Wole Soyinka : « L’Afrique est pleine de ces caricatures d’hommes de pouvoir qui, comme Poutine, veulent en remontrer au monde »

L’homme de lettres nigérian, Prix Nobel de littérature en 1986, appelle à « ne pas baisser la garde » face aux régimes militaires, aux « petits tyrans » et au fondamentalisme religieux.

 Le Monde – Les tigres ont fait sortir le lion du bois. Fin février, le Prix Nobel de littérature (1986) Wole Soyinka a quitté son domaine verdoyant d’Abeokuta, au Nigeria, pour apporter son prestigieux parrainage aux « Tigritudes », un cycle de cinéma panafricain mis sur pied par les réalisatrices Dyana Gaye et Valérie Osouf et présenté durant six semaines au Forum des images, à Paris. Le nom du festival est une référence directe à l’une des saillies les plus fameuses de l’écrivain nigérian. « Le tigre ne proclame pas sa tigritude, il bondit sur sa proie et la dévore », avait-il ironisé en 1962, répondant à une question sur le concept de « négritude » porté alors par Léopold Sédar Senghor, Léon-Gontran Damas et Aimé Césaire.

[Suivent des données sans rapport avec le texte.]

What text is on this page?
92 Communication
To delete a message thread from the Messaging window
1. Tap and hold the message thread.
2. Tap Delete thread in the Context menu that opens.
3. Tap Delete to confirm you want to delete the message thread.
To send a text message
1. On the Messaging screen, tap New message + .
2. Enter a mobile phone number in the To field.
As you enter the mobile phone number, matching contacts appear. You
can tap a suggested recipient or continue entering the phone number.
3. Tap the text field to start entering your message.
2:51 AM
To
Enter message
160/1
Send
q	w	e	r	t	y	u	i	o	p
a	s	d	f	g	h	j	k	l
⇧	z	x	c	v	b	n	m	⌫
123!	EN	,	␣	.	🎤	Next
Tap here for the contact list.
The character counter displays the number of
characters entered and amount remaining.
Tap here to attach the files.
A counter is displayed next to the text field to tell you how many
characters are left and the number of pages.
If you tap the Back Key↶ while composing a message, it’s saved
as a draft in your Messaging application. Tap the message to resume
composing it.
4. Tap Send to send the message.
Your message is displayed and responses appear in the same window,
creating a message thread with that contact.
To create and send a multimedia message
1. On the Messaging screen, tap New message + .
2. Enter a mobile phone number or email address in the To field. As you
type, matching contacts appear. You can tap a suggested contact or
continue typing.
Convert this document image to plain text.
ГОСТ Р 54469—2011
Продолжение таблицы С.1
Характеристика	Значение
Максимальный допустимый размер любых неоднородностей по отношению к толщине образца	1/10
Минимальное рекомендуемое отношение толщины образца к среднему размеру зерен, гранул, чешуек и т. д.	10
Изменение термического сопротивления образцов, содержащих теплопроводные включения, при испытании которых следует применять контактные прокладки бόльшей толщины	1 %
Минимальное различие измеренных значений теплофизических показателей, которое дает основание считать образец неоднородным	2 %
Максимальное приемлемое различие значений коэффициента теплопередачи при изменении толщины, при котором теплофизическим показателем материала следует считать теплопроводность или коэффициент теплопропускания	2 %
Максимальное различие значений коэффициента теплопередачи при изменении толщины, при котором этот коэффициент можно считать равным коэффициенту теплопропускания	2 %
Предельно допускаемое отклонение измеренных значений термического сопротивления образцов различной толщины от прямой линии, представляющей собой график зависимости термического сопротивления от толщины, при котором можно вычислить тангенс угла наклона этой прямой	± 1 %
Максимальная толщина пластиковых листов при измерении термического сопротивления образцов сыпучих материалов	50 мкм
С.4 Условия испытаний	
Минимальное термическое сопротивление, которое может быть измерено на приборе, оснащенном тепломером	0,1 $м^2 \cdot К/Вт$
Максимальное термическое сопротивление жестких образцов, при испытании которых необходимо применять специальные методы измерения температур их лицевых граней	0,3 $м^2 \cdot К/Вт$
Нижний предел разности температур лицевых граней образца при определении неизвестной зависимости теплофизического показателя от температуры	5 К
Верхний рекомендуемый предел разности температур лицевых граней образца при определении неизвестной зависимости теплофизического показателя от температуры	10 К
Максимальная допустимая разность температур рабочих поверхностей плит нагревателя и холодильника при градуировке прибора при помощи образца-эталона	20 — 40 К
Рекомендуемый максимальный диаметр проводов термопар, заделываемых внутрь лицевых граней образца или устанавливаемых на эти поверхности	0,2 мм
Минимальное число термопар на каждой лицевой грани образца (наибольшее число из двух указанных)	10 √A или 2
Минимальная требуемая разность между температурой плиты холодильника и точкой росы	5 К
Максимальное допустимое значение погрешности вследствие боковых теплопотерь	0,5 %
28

Six décennies plus tard, Wole Soyinka, 87 ans, crinière blanche et regard pétillant, croit plus que jamais à l’importance d’une parole agissante. Dramaturge, metteur en scène et acteur lui-même, ce fils d’une commerçante et d’un pasteur et directeur d’école, né dans une famille yoruba, a plus d’une fois payé son militantisme contre le colonialisme puis le pouvoir nigérian par des emprisonnements et des périodes d’exil. Ce qui ne l’a pas empêché d’exercer toujours avec acuité son sens critique de citoyen.

 

Auteur d’une œuvre protéiforme de plus de 45 textes édités, allant du théâtre à la poésie en passant par l’essai et les récits autobiographiques, Wole Soyinka a publié seulement quatre romans, dont le dernier, Chronicles from the Land of the Happiest People on Earth (Pantheon Books, non traduit), en septembre 2021. Il y évoque la vente, à des fins rituelles, de parties de corps humains, orchestrée par une société secrète comptant de hautes personnalités politiques et religieuses du pays.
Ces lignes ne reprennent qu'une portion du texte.